Class 8 Orders Steamroll Year-Over-Year, Up 81% to Surpass 18,000

Navistar plant in Escobedo, Mexico
Navistar International Corp.

North American Class 8 orders blasted through normal expectations in July, climbing 81% year-over-year in what is typically the slowest order month of the year, analysts said.

Orders hit 18,700, according to preliminary data from ACT Research Co. The data will be updated as necessary later in the month.

A year earlier, orders only reached 10,358, ACT said, noting that July 2016 recorded the weakest monthly order intake since February 2010.

“The year-over-year story is not so much about what happened this year as it is about what didn’t happen last year,” ACT Vice President Steve Tam told Transport Topics.



July 2016 also was the bottom of the cycle in this market, he said.

“Since then, you can chalk [the gains] up to pre- and post-election sentiment,” Tam said. But as far as the industry having a consensus of where the market is right now, he’s not sure. “I think there is quite a bit of opacity, given the lack of concrete drivers, basically. And I think that is true even among the truck makers.”

July’s Class 8 North American preliminary net orders of 18,700 equates to a seasonally adjusted annual rate of 263,700; replacement for the same market is 225,000, Tam said.

The research firm FTR pegged preliminary Class 8 orders at 18,300.

“This is a great sign to see orders rising, even slightly [month-over-month, up from 17,600 in June], in mid-summer. This is the beginning of a positive trend that we expect to continue the rest of this year, right into 2018. The Class 8 market is starting to move upward and orders are forecasted to accelerate in the fall,” Don Ake, Vice President of Commercial Vehicles at FTR, commented in a statement.

“Freight is on the upswing and industry capacity is tightening,” he said.

Orders for the past 12 months total 224,000 units, according to FTR.

As with the several previous months, “the strength was largely broad-based across [truck makers] with orders being propelled by small and medium fleets and it appears that some incentivization is taking place in the marketplace,” analyst Jamie Cook of Credit Suisse wrote in a note to investors.

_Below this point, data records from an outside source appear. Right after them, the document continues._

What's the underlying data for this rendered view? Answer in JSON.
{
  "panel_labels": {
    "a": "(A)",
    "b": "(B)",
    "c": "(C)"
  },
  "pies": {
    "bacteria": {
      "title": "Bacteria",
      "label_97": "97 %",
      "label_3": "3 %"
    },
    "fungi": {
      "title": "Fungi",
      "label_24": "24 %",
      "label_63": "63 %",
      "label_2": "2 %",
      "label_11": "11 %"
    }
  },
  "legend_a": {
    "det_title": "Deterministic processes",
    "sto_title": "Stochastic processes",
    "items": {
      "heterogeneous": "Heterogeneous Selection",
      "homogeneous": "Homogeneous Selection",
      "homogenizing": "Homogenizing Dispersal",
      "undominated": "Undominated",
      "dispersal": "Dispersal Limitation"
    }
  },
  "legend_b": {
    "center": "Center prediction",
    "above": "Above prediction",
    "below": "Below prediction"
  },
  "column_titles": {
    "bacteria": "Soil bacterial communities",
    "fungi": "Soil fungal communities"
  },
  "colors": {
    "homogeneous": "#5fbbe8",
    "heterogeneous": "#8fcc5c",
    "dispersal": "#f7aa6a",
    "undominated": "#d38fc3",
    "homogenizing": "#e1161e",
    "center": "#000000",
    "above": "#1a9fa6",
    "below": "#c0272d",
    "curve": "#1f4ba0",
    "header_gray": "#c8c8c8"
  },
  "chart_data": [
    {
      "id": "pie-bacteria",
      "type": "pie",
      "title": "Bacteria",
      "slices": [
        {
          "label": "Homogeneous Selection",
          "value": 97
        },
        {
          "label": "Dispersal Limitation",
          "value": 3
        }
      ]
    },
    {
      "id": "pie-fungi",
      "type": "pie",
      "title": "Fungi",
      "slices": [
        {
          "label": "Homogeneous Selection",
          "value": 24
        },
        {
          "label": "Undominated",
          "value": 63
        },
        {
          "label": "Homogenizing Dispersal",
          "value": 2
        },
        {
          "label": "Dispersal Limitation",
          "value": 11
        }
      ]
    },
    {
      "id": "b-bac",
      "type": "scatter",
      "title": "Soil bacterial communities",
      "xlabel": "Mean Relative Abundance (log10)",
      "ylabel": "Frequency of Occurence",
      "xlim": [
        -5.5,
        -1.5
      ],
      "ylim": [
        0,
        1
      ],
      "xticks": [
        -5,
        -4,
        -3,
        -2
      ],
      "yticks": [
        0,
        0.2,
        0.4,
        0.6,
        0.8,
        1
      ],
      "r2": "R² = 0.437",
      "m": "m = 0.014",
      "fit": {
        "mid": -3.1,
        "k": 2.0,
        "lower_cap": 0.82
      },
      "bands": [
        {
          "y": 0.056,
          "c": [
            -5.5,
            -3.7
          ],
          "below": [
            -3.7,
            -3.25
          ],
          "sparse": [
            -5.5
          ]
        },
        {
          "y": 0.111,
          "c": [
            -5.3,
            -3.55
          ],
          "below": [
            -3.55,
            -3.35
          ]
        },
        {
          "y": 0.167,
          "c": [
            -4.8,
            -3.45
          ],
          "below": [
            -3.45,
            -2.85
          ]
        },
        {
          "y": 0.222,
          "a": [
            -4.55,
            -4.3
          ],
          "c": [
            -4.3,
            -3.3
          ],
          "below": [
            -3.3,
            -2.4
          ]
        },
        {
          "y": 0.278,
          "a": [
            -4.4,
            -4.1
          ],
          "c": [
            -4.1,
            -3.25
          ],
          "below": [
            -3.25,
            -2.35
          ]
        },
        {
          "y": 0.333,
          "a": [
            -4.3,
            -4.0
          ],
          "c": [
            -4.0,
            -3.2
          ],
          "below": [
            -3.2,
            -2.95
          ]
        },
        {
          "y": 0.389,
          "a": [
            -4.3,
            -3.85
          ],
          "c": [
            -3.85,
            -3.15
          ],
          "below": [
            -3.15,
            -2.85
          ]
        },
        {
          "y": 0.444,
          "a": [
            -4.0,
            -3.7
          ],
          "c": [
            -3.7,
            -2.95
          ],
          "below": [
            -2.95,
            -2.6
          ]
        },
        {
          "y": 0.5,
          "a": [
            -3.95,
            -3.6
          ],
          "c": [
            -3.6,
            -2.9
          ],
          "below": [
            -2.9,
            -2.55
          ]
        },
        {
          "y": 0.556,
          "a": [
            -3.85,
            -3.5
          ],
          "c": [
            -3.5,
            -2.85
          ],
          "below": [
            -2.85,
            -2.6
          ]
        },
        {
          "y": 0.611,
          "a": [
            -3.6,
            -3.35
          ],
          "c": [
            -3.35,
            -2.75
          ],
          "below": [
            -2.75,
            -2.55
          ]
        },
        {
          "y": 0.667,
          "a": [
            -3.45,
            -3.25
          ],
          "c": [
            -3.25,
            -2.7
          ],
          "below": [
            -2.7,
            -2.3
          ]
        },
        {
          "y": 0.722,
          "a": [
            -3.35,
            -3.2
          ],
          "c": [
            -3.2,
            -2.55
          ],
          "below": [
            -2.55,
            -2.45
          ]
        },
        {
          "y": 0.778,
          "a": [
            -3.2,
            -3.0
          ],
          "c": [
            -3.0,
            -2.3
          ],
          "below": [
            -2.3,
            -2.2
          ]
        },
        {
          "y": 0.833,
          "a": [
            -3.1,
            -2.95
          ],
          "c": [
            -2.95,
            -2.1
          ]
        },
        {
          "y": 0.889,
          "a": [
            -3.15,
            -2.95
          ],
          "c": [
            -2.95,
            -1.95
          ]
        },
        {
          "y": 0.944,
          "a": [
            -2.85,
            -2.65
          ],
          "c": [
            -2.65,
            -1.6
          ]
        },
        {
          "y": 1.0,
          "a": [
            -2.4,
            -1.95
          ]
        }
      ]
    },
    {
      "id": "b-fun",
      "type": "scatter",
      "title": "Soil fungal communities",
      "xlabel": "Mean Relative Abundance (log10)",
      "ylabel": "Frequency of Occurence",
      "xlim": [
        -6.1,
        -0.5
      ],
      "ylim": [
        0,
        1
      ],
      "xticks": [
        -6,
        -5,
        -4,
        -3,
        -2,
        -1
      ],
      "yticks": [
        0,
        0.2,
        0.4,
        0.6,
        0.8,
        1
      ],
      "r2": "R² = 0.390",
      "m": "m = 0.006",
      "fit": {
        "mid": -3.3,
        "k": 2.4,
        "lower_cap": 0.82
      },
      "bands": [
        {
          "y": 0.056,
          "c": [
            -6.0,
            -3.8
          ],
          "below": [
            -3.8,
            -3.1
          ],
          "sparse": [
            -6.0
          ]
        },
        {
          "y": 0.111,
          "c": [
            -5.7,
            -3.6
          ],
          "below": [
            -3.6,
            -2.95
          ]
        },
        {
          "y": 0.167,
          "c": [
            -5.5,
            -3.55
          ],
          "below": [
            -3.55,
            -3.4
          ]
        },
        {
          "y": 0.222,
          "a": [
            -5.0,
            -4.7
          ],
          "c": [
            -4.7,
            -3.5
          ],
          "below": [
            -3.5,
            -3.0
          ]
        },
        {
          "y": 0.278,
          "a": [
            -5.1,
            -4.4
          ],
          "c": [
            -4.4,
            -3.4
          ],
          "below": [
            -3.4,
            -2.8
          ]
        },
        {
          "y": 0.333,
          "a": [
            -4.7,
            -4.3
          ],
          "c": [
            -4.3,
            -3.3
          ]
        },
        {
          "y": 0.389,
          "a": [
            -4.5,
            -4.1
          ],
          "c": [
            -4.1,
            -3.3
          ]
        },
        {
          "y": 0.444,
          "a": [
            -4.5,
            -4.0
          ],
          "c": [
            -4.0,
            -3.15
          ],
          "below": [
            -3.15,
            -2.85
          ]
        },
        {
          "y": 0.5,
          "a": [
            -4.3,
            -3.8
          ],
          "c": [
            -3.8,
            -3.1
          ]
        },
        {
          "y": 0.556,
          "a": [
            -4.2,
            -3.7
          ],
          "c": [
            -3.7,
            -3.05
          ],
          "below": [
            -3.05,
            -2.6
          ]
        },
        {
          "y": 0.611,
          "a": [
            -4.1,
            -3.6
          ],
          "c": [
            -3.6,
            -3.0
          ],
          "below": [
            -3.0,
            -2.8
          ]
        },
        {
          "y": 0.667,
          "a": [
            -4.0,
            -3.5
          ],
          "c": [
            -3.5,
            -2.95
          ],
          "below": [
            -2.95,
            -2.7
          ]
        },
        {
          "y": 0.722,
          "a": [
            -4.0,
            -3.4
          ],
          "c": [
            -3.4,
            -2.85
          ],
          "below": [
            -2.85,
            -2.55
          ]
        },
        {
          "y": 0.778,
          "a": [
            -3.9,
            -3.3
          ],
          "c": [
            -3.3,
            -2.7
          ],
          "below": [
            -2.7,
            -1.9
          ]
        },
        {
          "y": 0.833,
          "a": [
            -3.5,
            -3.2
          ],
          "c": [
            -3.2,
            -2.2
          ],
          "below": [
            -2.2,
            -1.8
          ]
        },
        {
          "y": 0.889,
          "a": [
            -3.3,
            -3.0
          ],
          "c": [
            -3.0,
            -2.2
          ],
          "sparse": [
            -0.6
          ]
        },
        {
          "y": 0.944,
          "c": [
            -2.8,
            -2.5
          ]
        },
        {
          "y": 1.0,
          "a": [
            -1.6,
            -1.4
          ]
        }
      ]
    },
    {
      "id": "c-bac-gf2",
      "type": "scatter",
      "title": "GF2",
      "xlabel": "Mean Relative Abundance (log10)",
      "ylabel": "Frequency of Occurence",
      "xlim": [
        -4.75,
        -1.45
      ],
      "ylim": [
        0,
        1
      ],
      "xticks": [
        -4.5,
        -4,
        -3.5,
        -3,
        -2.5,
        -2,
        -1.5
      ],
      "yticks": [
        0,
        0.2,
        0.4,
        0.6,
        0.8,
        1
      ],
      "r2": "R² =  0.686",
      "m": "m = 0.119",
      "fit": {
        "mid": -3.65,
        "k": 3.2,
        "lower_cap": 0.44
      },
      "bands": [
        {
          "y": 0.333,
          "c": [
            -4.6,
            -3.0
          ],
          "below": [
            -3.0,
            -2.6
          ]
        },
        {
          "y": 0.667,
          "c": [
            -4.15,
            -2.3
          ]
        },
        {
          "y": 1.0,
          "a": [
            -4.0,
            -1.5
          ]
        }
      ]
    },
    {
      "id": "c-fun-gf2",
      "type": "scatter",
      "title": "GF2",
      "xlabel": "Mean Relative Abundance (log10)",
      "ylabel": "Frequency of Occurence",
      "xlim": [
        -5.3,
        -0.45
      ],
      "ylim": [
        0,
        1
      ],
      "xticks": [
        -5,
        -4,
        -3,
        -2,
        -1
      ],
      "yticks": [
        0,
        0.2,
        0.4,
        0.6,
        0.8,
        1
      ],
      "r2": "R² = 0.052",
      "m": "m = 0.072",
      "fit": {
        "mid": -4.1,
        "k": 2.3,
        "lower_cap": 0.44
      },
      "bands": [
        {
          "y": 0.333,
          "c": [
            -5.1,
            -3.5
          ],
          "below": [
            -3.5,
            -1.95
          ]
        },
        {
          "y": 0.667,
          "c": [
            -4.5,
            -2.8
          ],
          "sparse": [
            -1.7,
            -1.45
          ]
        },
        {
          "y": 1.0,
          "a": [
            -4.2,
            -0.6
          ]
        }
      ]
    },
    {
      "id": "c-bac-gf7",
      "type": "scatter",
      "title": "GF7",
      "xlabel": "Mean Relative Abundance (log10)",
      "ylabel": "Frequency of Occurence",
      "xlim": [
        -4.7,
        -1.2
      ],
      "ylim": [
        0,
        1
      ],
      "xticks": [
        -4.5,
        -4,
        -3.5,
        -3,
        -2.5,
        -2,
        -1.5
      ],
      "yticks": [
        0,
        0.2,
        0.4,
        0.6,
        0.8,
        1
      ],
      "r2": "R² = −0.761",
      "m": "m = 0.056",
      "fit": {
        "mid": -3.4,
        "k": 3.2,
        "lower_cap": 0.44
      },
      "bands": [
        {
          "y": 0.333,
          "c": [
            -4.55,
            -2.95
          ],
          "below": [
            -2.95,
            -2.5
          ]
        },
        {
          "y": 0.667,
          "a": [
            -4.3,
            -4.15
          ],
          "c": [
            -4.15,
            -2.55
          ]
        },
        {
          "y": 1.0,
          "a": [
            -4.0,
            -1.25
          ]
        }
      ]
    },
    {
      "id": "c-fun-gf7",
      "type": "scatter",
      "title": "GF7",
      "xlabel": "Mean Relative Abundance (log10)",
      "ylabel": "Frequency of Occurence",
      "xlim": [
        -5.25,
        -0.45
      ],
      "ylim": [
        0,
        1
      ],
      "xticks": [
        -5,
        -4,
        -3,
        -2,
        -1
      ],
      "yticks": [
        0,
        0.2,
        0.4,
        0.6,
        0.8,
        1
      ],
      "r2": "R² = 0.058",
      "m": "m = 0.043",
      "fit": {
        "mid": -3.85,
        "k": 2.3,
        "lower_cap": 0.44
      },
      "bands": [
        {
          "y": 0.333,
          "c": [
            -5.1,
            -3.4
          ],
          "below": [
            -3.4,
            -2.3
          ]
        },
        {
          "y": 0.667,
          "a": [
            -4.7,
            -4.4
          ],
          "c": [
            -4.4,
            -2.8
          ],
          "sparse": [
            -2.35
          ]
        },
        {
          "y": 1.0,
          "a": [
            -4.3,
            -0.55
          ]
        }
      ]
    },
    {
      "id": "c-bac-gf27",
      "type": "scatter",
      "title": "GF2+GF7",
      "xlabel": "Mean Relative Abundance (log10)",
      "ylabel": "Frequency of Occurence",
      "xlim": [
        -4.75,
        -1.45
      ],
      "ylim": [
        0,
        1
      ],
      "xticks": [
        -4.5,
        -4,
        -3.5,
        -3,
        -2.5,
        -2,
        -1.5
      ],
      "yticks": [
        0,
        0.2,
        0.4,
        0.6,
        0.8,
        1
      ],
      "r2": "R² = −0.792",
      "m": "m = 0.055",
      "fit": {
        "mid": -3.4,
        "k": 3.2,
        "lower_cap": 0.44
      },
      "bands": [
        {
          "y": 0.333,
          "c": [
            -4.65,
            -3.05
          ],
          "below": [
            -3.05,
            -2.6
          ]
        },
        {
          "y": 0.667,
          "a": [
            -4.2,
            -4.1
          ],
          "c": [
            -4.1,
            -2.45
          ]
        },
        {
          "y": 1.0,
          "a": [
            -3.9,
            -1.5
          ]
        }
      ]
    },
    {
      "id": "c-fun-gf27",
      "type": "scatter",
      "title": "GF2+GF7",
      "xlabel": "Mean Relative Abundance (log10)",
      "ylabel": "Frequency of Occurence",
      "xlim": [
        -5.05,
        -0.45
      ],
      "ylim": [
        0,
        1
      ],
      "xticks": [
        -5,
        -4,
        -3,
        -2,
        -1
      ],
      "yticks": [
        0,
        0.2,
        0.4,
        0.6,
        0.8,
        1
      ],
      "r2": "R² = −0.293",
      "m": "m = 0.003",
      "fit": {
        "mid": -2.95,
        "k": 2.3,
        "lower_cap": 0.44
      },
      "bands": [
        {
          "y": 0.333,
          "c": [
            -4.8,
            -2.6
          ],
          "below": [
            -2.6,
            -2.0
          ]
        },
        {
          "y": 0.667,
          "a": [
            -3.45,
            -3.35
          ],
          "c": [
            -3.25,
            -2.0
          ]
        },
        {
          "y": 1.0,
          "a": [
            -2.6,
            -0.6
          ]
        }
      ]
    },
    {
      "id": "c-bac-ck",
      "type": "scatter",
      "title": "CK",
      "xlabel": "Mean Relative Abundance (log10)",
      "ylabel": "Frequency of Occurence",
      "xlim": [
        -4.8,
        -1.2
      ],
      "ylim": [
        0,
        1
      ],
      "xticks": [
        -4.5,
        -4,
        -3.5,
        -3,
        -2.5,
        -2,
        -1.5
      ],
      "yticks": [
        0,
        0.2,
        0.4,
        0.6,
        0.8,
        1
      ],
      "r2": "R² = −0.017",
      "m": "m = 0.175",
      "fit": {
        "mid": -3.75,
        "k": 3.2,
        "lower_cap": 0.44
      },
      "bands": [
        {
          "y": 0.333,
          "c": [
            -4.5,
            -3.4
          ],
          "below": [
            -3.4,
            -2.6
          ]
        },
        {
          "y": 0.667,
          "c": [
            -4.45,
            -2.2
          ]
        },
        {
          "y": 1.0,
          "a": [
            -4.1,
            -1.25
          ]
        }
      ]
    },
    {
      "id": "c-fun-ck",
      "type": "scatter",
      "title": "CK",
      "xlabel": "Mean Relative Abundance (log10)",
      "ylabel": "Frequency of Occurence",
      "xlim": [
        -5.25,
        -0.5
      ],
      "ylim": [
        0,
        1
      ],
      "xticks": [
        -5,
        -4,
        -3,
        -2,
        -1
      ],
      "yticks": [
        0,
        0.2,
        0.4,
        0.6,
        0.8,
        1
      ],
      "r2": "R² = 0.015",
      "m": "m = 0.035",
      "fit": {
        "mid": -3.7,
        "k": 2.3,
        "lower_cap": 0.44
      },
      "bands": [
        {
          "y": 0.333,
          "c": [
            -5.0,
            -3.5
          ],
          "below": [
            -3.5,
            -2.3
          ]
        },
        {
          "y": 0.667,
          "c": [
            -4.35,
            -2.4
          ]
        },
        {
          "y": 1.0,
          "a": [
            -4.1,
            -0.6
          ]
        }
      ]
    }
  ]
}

Tam mentioned the experience of the owner of a 200-truck fleet in Indiana who told him she is being offered big-fleet pricing discounts and couldn’t walk away from such a good deal, even if it was ahead of her normal trade cycle.

“The concern from an outside industry observer’s perspective,” Tam said, “is that if you are pulling forward demand, at what point do you have to start paying back?”

He wondered if the Indiana fleet made a permanent change to its acquisition cycle, or if it did not get the same discounts next time, would it hold off?

“Now you are stretched out on the back end,” Tam said.

One truck maker said incentives are the rule.

“Every single deal is competitive. Every truck maker is on every deal, it appears,” Jeff Sass, Senior Vice President, North America Truck Sales and Marketing at Navistar International Corp., told TT. “It’s not as if anyone has decided they are going to go off and make a lot of margin on the trucks. They are all really skinny deals out there.”

Navistar is the parent company of the International Truck brand.

Lead times at International are out to eight weeks, Sass said, and its dealers are trying to make sure they get their orders submitted in time to get into the fiscal year, which for Navistar ends Oct. 31, since a lot of them follow the same fiscal calendar.

At the same time, most of the mega fleets are done for 2017, Sass said. “Their trucks are on order, or have already been placed. We are starting the conversation for the 2018 buys right now.”

Another analyst noted orders will be increasingly important going forward to fill up still-open production slots this year.

Based on truck makers’ build plans in July to produce 22,000 units — or a 270,000 annual build rate — “that would imply backlog-to-build levels of 4.4 months, reaching a three-year low and suggesting that monthly orders will be increasingly important in determining quarterly production beyond the third quarter, particularly given the fourth quarter schedule is 61% open as of last month, versus normal of 54%,” David Leiker an analyst with Robert W. Baird & Co., wrote in a note to investors Aug. 3.

Tam agreed, saying all truck makers were likely already into the fourth quarter with their respective production schedules, “but to varying degrees.”